$40 million says the euro will keep cratering

Options Action: Euro to keep sinking?
Options Action: Trading euro sink   

As the euro plummets, options traders are trying to find a way to cash in.

In a massive trade just before Tuesday's close, one trader bought 200,000 January 102/94 put spreads on the Guggenheim euro currency ETF (FXE) for $1.96 per share. Since each options contract controls 100 shares, this is a $39 million bet that the euro goes much lower over the course of the year.

Maximum profits of $121 million come with the FXE at 94 by January 2016—which roughly corresponds to the euro trading at 0.94 to the dollar, well below the widely watched parity level.

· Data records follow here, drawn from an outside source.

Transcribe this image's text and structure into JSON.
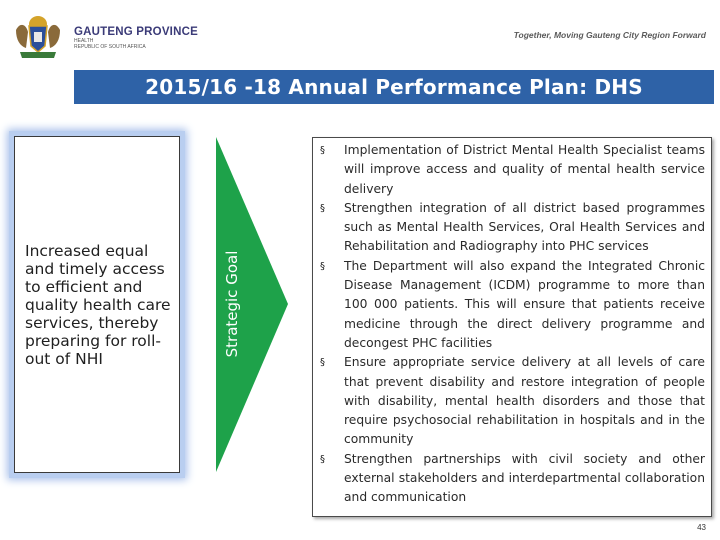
{
  "header": {
    "province_name": "GAUTENG PROVINCE",
    "province_dept": "HEALTH",
    "province_republic": "REPUBLIC OF SOUTH AFRICA",
    "tagline": "Together, Moving Gauteng City Region Forward"
  },
  "title": "2015/16 -18 Annual Performance Plan: DHS",
  "goal": {
    "text": "Increased equal and timely access to efficient and quality health care services, thereby preparing for roll-out of NHI",
    "arrow_label": "Strategic Goal"
  },
  "bullets": [
    {
      "marker": "§",
      "text": "Implementation of District Mental Health Specialist teams will improve access and quality of mental health service delivery"
    },
    {
      "marker": "§",
      "text": "Strengthen integration of all district based programmes such as Mental Health Services, Oral Health Services and Rehabilitation and Radiography into PHC services"
    },
    {
      "marker": "§",
      "text": "The Department will also expand the Integrated Chronic Disease Management (ICDM) programme to more than 100 000 patients. This will ensure that patients receive medicine through the direct delivery programme and decongest PHC facilities"
    },
    {
      "marker": "§",
      "text": "Ensure appropriate service delivery at all levels of care that prevent disability and restore integration of people with disability, mental health disorders and those that require psychosocial rehabilitation in hospitals and in the community"
    },
    {
      "marker": "§",
      "text": "Strengthen partnerships with civil society and other external stakeholders and interdepartmental collaboration and communication"
    }
  ],
  "page_number": "43",
  "colors": {
    "title_bar": "#2e62a7",
    "arrow": "#1ea24a",
    "goal_glow": "#b9cef0"
  }
}
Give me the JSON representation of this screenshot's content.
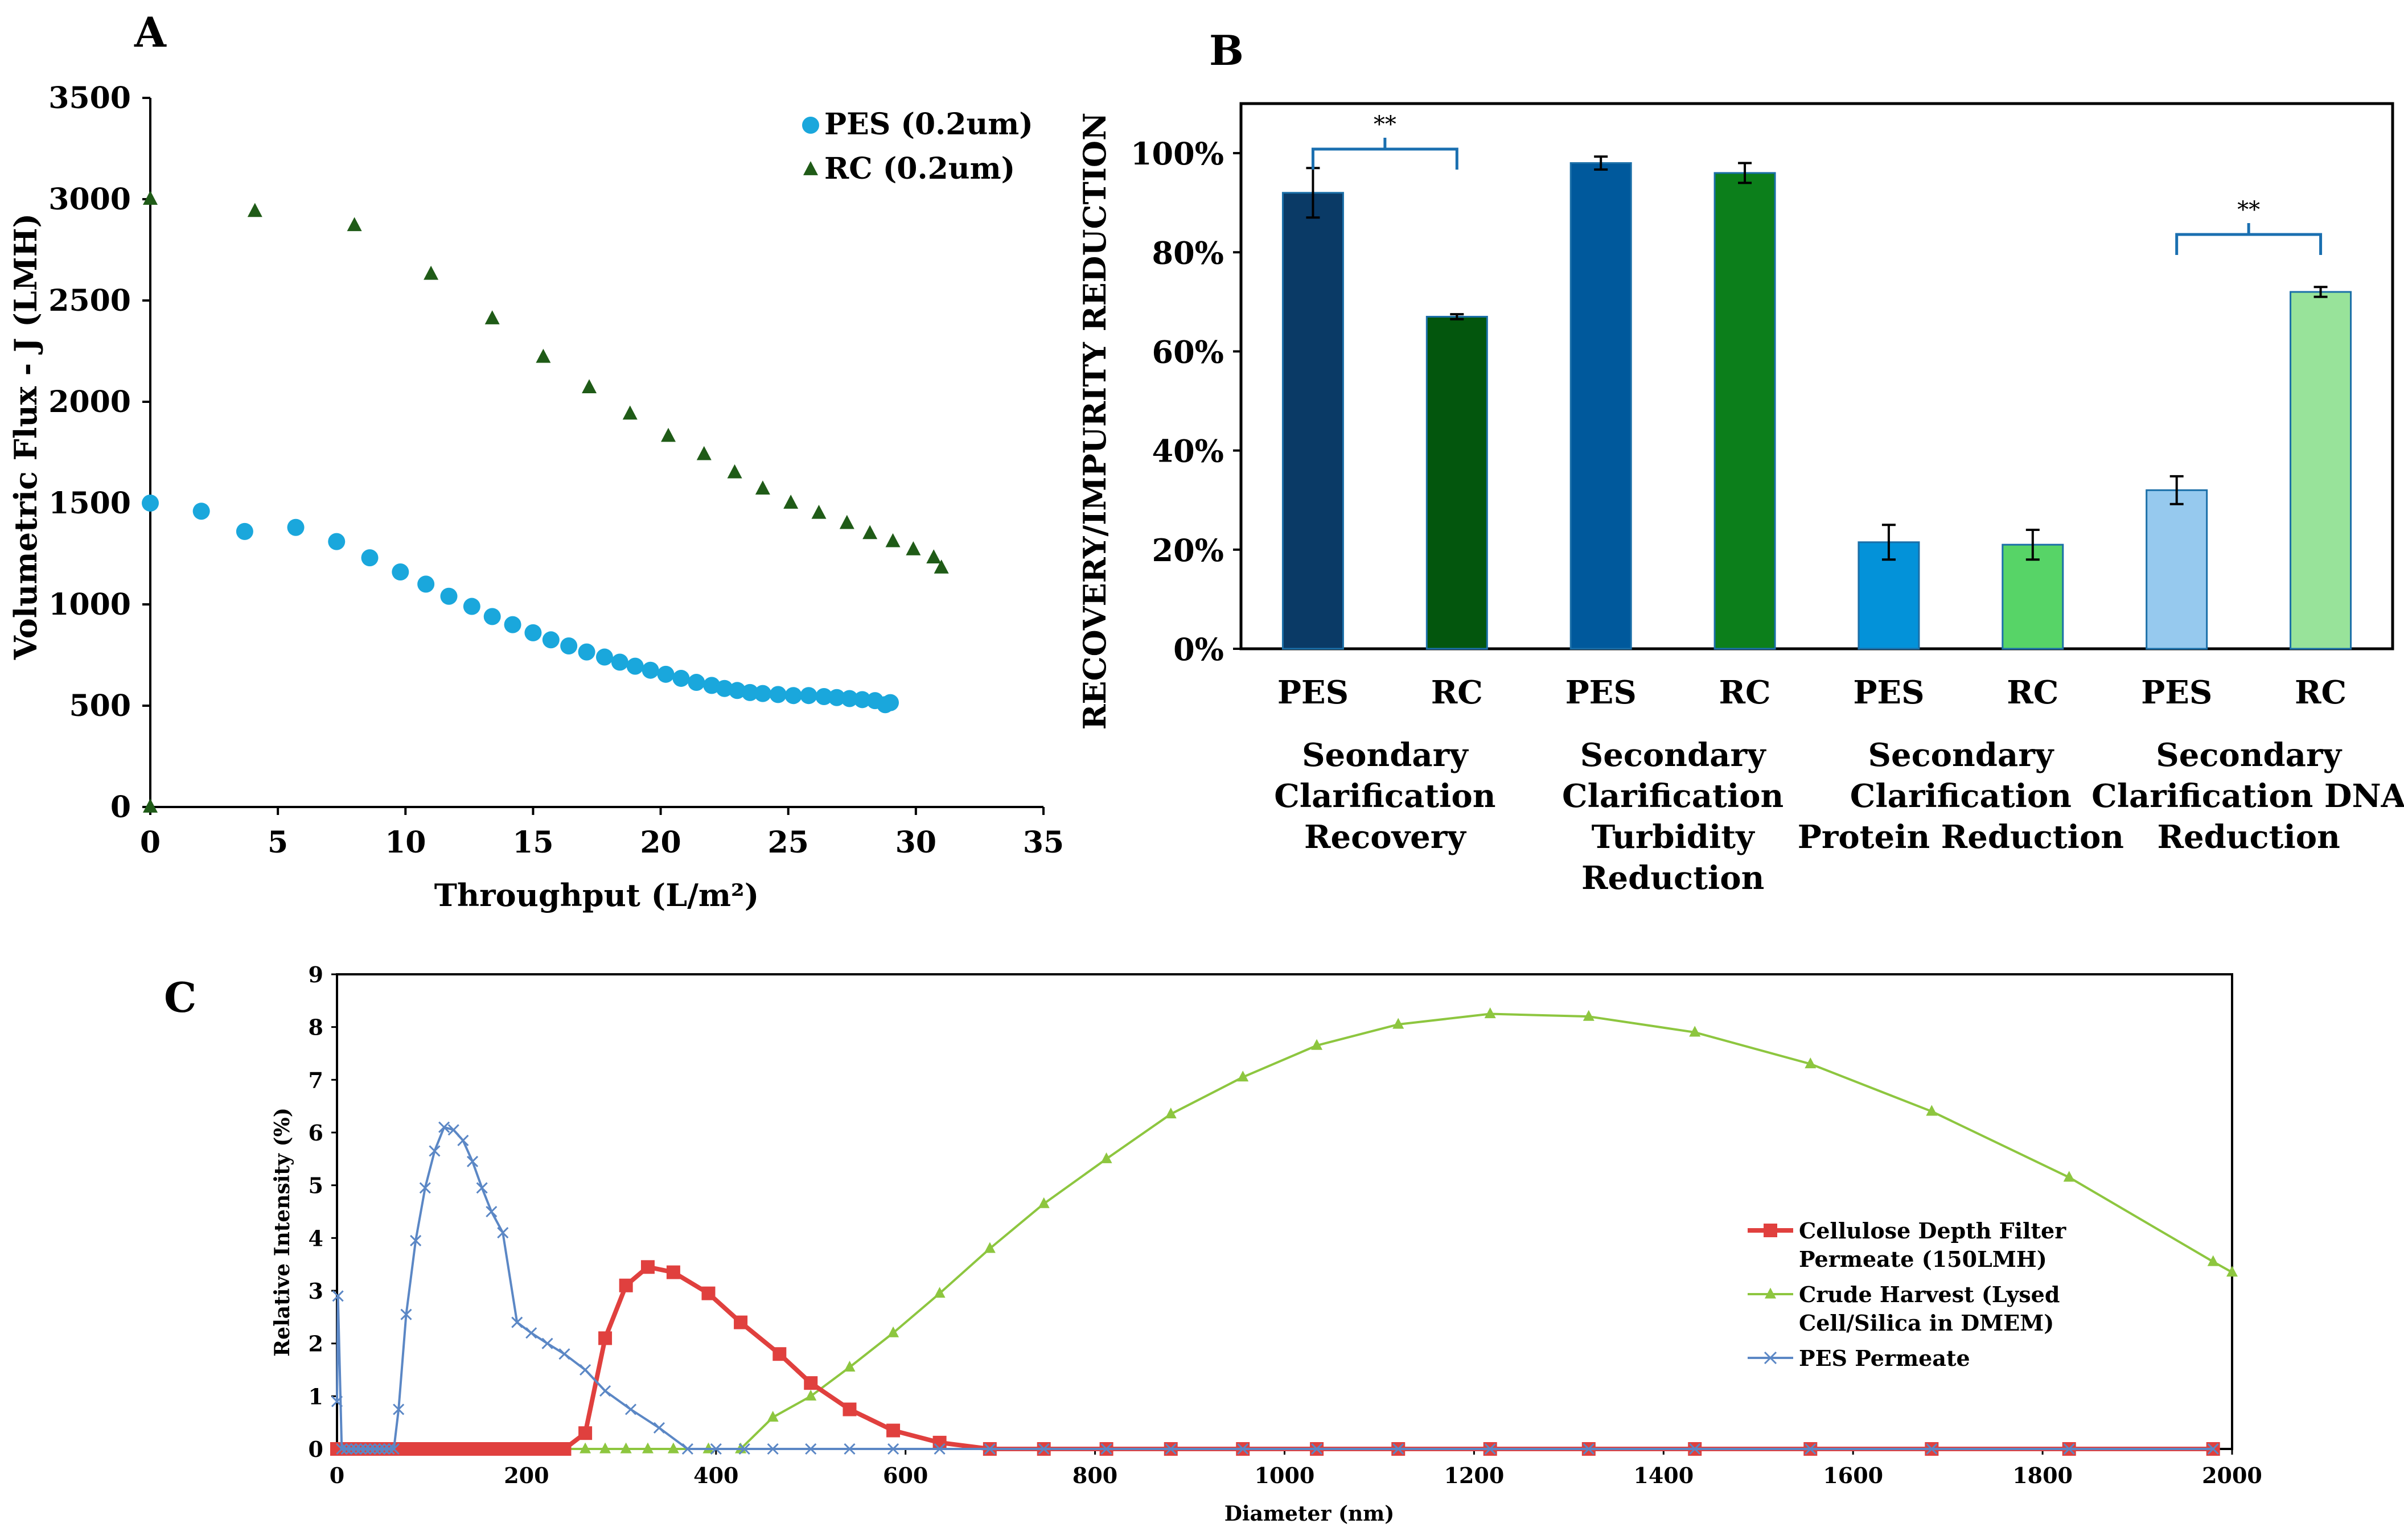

The euro has been absolutely crushed in recent days, falling to 12-year lows in session after session as the European Central Bank begins its long-awaited quantitative easing program. On Wednesday morning, it fell to 1.0559.

Read MoreWhy EM currencies matter to every investor: FX pro

A cashier counts euro banknotes in Vilnius, Lithuania.
Ints Kalnins | Reuters
A cashier counts euro banknotes in Vilnius, Lithuania.

And though many foresee the currency falling even lower as the U.S. central bank looks to hike interest rates, it's unclear exactly what the motivation behind this massive trade was.

Dan Nathan of RiskReversal.com said Tuesday on CNBC's "Fast Money." that with the euro already down so much, the trade is "possibly some sort of hedge" rather than an outright bet.

And in fact, according to Dennis Davitt of Harvest Volatility Advisors, buying bearish put options on the euro could be a great way to hedge one's exposure to U.S. stocks.

"If you're really worried about the knock-on effects of the euro, I would go buy options on the euro. They are considerably less expensive" than options on the S&P, he told CNBC, making them "better puts to buy."